15. Game instability has been fixed, but the same cannot be said for gamers.
16. Achievement "kill zombie with your index finger" has been removed.
17. Mission "We're All F**ked" isn't f**king impossible to complete.
18. References to classic series "Hogan's Heroes" have been removed.
19. The pizza is now deep dish.
20. Survivors no longer wet themselves. 
     

Monday, September 5, 2011

Selected Items From The Newsosphere



This just in - huge croc captured in southern Philippines. In related news, huge crock expected for upcoming GOP debate...


Michele Bachmann wants to drill Everglades for oil; even Florida Republicans think she's batshit crazy...


Rick Perry's detractors offended by book he wrote several months ago, also surprised his supporters can read...


Hollywood breaking news - George Lucas has successfully edited the original "Star Wars" movies to match the crappiness of the prequels...

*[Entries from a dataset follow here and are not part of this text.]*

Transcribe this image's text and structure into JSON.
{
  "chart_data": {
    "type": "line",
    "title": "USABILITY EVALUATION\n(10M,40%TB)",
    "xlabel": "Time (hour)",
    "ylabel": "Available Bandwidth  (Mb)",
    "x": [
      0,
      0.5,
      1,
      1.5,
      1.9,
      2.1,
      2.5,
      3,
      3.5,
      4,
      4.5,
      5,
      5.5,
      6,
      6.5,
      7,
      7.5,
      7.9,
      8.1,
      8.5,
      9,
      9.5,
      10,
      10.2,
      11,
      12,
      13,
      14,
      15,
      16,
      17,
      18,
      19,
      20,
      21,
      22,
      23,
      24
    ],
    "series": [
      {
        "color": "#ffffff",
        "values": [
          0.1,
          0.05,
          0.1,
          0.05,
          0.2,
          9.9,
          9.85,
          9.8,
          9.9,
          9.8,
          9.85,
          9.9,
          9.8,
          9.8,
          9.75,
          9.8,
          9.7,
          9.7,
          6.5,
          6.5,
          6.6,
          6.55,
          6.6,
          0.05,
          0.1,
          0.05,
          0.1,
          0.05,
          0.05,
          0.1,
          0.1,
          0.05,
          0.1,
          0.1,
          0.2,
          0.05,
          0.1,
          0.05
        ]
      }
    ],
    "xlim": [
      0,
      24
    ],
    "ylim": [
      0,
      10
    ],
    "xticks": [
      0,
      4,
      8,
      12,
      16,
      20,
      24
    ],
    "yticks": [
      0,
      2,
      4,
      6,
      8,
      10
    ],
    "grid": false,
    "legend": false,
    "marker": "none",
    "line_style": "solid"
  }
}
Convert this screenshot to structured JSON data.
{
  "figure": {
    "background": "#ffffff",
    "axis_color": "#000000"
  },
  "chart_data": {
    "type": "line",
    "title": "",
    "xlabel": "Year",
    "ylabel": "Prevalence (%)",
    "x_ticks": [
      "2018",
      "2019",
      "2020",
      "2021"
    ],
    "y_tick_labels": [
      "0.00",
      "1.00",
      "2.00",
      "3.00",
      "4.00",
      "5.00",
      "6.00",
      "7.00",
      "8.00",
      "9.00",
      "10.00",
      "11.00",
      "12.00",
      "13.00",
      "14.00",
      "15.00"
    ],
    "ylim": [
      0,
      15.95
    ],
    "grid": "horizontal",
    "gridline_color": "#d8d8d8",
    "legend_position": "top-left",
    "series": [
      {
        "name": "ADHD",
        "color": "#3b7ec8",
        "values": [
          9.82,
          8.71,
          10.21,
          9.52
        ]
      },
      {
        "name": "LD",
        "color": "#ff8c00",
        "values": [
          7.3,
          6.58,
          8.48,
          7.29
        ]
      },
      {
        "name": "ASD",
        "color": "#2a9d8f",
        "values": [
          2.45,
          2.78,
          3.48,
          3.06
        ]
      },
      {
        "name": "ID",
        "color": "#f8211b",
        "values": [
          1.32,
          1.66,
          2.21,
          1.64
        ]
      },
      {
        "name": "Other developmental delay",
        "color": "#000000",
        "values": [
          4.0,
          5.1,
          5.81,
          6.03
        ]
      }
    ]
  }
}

Fox News & Google team up to present GOP presidential debate later in September, if there are any candidates left after next week's debate.



Friday, September 2, 2011

iAbacus Next Big Thing, Says New Apple CEO


After the resignation of former Apple CEO Steve Jobs, it was announced that a new direction would be taken with the multi-billion dollar company.  

Owen Kidsthesedays, the new CEO, has a whole new game plan.  "I don't give a durn what's the big thing now, 'cause I think our next product will be the end all be all of technology.  Our new Apple iAbacus, set to release later this year, goes back to the basics, when you had to use your imagination, instead of all these fancy pictures and some such..."

Kent Getitupanymore is the head developer of the new product.  "We're startin' a new movement, out with the new, in with the old.  Or as we like to put it, 'classic'..."

The roll-out of the iAbacus has taken many critics and tech enthusiasts aback.  "It's Apple, so what they say pretty much goes," one tech blogger commented.  "But I can't imagine how developers are going to come up with any apps for this."

"Apps, schmapps!", retorted the new Apple CEO.  "Back in my days, you had to walk uphill in the blinding snow without anything like a FPS or any fancy game like Fourscore!"

 

Thursday, September 1, 2011

Selected Items From The Newsosphere



Rudy Giuliani says he's bothered by suggestions that he profited from his 9/11 fame. "I am offended - 9/11 - that people would even suggest this - 9/11."  He then added, "9/11".


Steven Seagal threatened with lawsuit over police raid taped for his reality show. "On the other hand," says the man, "it is the best thing he's ever starred in..."


Condoleezza Rice baffled by the "attack on her integrity" by Dick Cheney in his new book. "How can you attack something I don't have?"


Marc Anthony breaks silence on his divorce from Jennifer Lopez for the sixth time this year...


This just in - Women polled predict Michele Bachmann's hair to be front-runner for 2012 presidential nomination...


Fox News Network editorial asks "do we really need a National Weather Service?" People ask 
"do we really need a Fox News Network?"